I shrug. I really don’t know.

“I found it at the drugstore in the lobby downstairs. Only $4.99.”

“Four ninety-nine?” squeaks my mother.

“Well, it sounds like you’re a man with good economic sense.”

Dr. Jensen opens the lid and shows the clear goo to my mother, who pretends she’s impressed. I’m thinking it smells like Vaseline, when my mom asks, “Doesn’t
bovine
mean for cows?”

Dr. Jensen laughs. “That’s why I was surprised to find it at the drugstore. It’s made to moisturize the tired, cracked teats of milking cows.”

He bends over to write my back-to-school note while my mother rubs the Bovine Balm into her hands. “It does feel marvelous,” she says.

He scoops some out. “I bet this stuff is even strong enough to keep my hair in place. Now
that
would be a miracle.” Which gives me an idea.

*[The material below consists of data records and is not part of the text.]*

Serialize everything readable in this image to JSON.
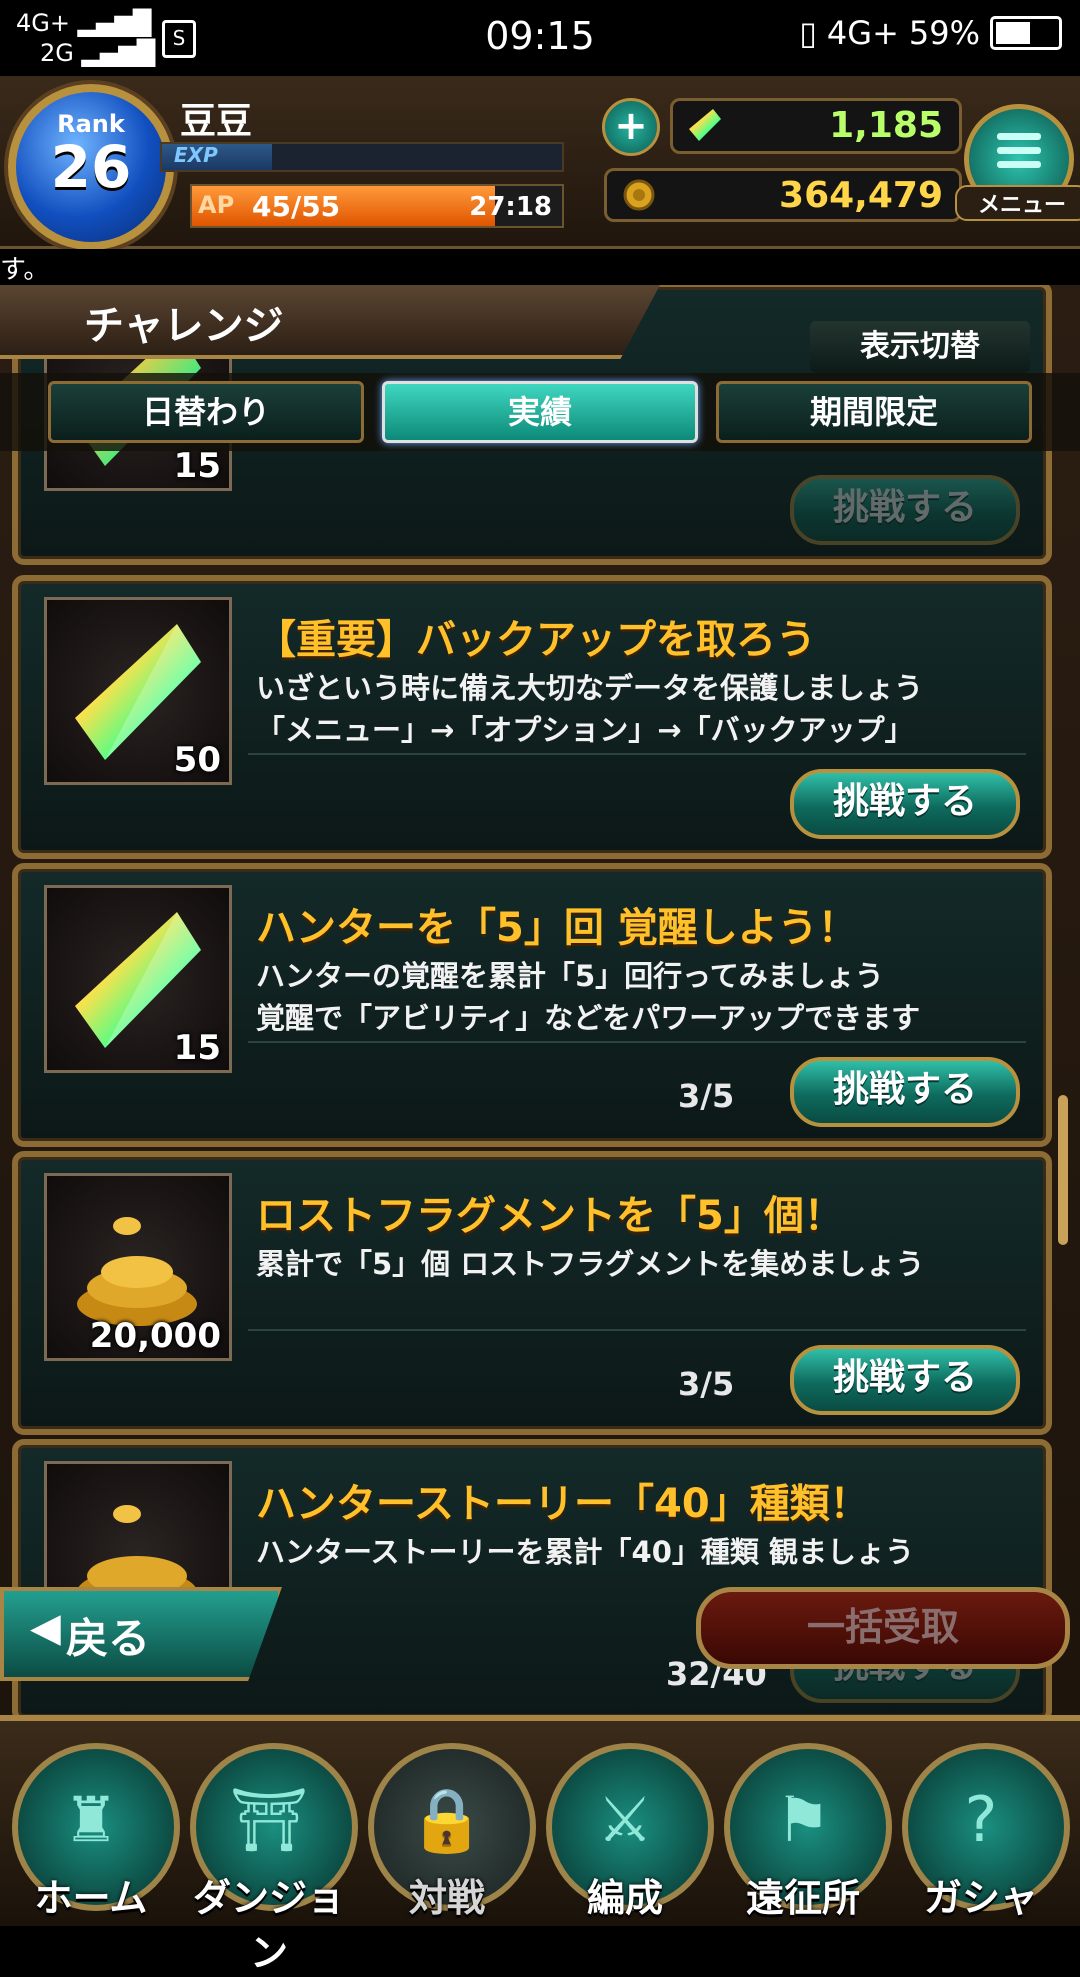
{
  "status": {
    "network_left": "4G+",
    "network_left2": "2G",
    "time": "09:15",
    "network_right": "4G+",
    "battery": "59%"
  },
  "header": {
    "rank_label": "Rank",
    "rank": "26",
    "player_name": "豆豆",
    "exp_label": "EXP",
    "ap_label": "AP",
    "ap_value": "45/55",
    "ap_fraction": 0.818,
    "ap_timer": "27:18",
    "gems": "1,185",
    "gold": "364,479",
    "menu_label": "メニュー",
    "plus_label": "+"
  },
  "ticker": "す。",
  "panel": {
    "title": "チャレンジ",
    "toggle": "表示切替",
    "tabs": [
      "日替わり",
      "実績",
      "期間限定"
    ],
    "active_tab": 1
  },
  "cards": [
    {
      "qty": "15",
      "reward_icon": "rainbow-crystal-icon",
      "title": "",
      "desc": [
        "",
        ""
      ],
      "progress": "",
      "button": "挑戦する",
      "button_enabled": false
    },
    {
      "qty": "50",
      "reward_icon": "rainbow-crystal-icon",
      "title": "【重要】バックアップを取ろう",
      "desc": [
        "いざという時に備え大切なデータを保護しましょう",
        "「メニュー」→「オプション」→「バックアップ」"
      ],
      "progress": "",
      "button": "挑戦する",
      "button_enabled": true
    },
    {
      "qty": "15",
      "reward_icon": "rainbow-crystal-icon",
      "title": "ハンターを「5」回 覚醒しよう！",
      "desc": [
        "ハンターの覚醒を累計「5」回行ってみましょう",
        "覚醒で「アビリティ」などをパワーアップできます"
      ],
      "progress": "3/5",
      "button": "挑戦する",
      "button_enabled": true
    },
    {
      "qty": "20,000",
      "reward_icon": "gold-coins-icon",
      "title": "ロストフラグメントを「5」個！",
      "desc": [
        "累計で「5」個 ロストフラグメントを集めましょう",
        ""
      ],
      "progress": "3/5",
      "button": "挑戦する",
      "button_enabled": true
    },
    {
      "qty": "",
      "reward_icon": "gold-coins-icon",
      "title": "ハンターストーリー「40」種類！",
      "desc": [
        "ハンターストーリーを累計「40」種類 観ましょう",
        ""
      ],
      "progress": "32/40",
      "button": "挑戦する",
      "button_enabled": false
    }
  ],
  "back_button": "戻る",
  "claim_all_button": "一括受取",
  "nav": [
    {
      "label": "ホーム",
      "icon": "home-castle-icon",
      "locked": false
    },
    {
      "label": "ダンジョン",
      "icon": "dungeon-gate-icon",
      "locked": false
    },
    {
      "label": "対戦",
      "icon": "lock-icon",
      "locked": true
    },
    {
      "label": "編成",
      "icon": "party-formation-icon",
      "locked": false
    },
    {
      "label": "遠征所",
      "icon": "expedition-flag-icon",
      "locked": false
    },
    {
      "label": "ガシャ",
      "icon": "gacha-tombstone-icon",
      "locked": false
    }
  ],
  "colors": {
    "accent_teal": "#2fbfa8",
    "title_gold": "#ffc02a",
    "frame_gold": "#b8913f",
    "gem_green": "#b8ff6a",
    "gold_yellow": "#ffd54a"
  }
}
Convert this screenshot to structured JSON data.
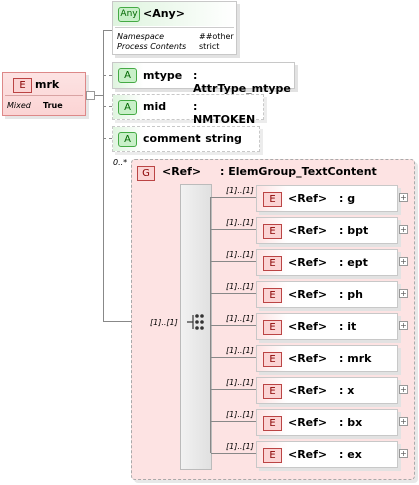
{
  "root": {
    "badge": "E",
    "name": "mrk",
    "prop_label": "Mixed",
    "prop_value": "True"
  },
  "any": {
    "badge": "Any",
    "title": "<Any>",
    "ns_label": "Namespace",
    "ns_value": "##other",
    "pc_label": "Process Contents",
    "pc_value": "strict"
  },
  "attributes": [
    {
      "badge": "A",
      "name": "mtype",
      "type": ": AttrType_mtype"
    },
    {
      "badge": "A",
      "name": "mid",
      "type": ": NMTOKEN"
    },
    {
      "badge": "A",
      "name": "comment",
      "type": ": string"
    }
  ],
  "group": {
    "badge": "G",
    "ref": "<Ref>",
    "name": ": ElemGroup_TextContent",
    "cardinality": "0..*",
    "choice_cardinality": "[1]..[1]"
  },
  "elements": [
    {
      "badge": "E",
      "ref": "<Ref>",
      "name": ": g",
      "card": "[1]..[1]",
      "expandable": true
    },
    {
      "badge": "E",
      "ref": "<Ref>",
      "name": ": bpt",
      "card": "[1]..[1]",
      "expandable": true
    },
    {
      "badge": "E",
      "ref": "<Ref>",
      "name": ": ept",
      "card": "[1]..[1]",
      "expandable": true
    },
    {
      "badge": "E",
      "ref": "<Ref>",
      "name": ": ph",
      "card": "[1]..[1]",
      "expandable": true
    },
    {
      "badge": "E",
      "ref": "<Ref>",
      "name": ": it",
      "card": "[1]..[1]",
      "expandable": true
    },
    {
      "badge": "E",
      "ref": "<Ref>",
      "name": ": mrk",
      "card": "[1]..[1]",
      "expandable": false
    },
    {
      "badge": "E",
      "ref": "<Ref>",
      "name": ": x",
      "card": "[1]..[1]",
      "expandable": true
    },
    {
      "badge": "E",
      "ref": "<Ref>",
      "name": ": bx",
      "card": "[1]..[1]",
      "expandable": true
    },
    {
      "badge": "E",
      "ref": "<Ref>",
      "name": ": ex",
      "card": "[1]..[1]",
      "expandable": true
    }
  ]
}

I have a lot of clients at school. Which is why I have the nickname Zoë Lama.
Kids, teachers—even principals—come to me to solve their every problem. And I care about them all, I truly do. But some are just…special. Like Sylvia Smye. She’s been with me ever since the day in first grade that kids still refer to as “The Great Barrette Disaster.” Sylvia’s mother tried to tame some of her daughter’s cowlicks using yellow ducky barrettes, but by the end of the day, her hair stuck straight up like a horn in the front and Smartin Granitstein started calling her “Unicorn.” No matter what I did, I couldn’t flatten her hair, so I dug around at the back of my desk for some dusty rubber bands and built myself a horn of my own and then convinced the other girls to do the same.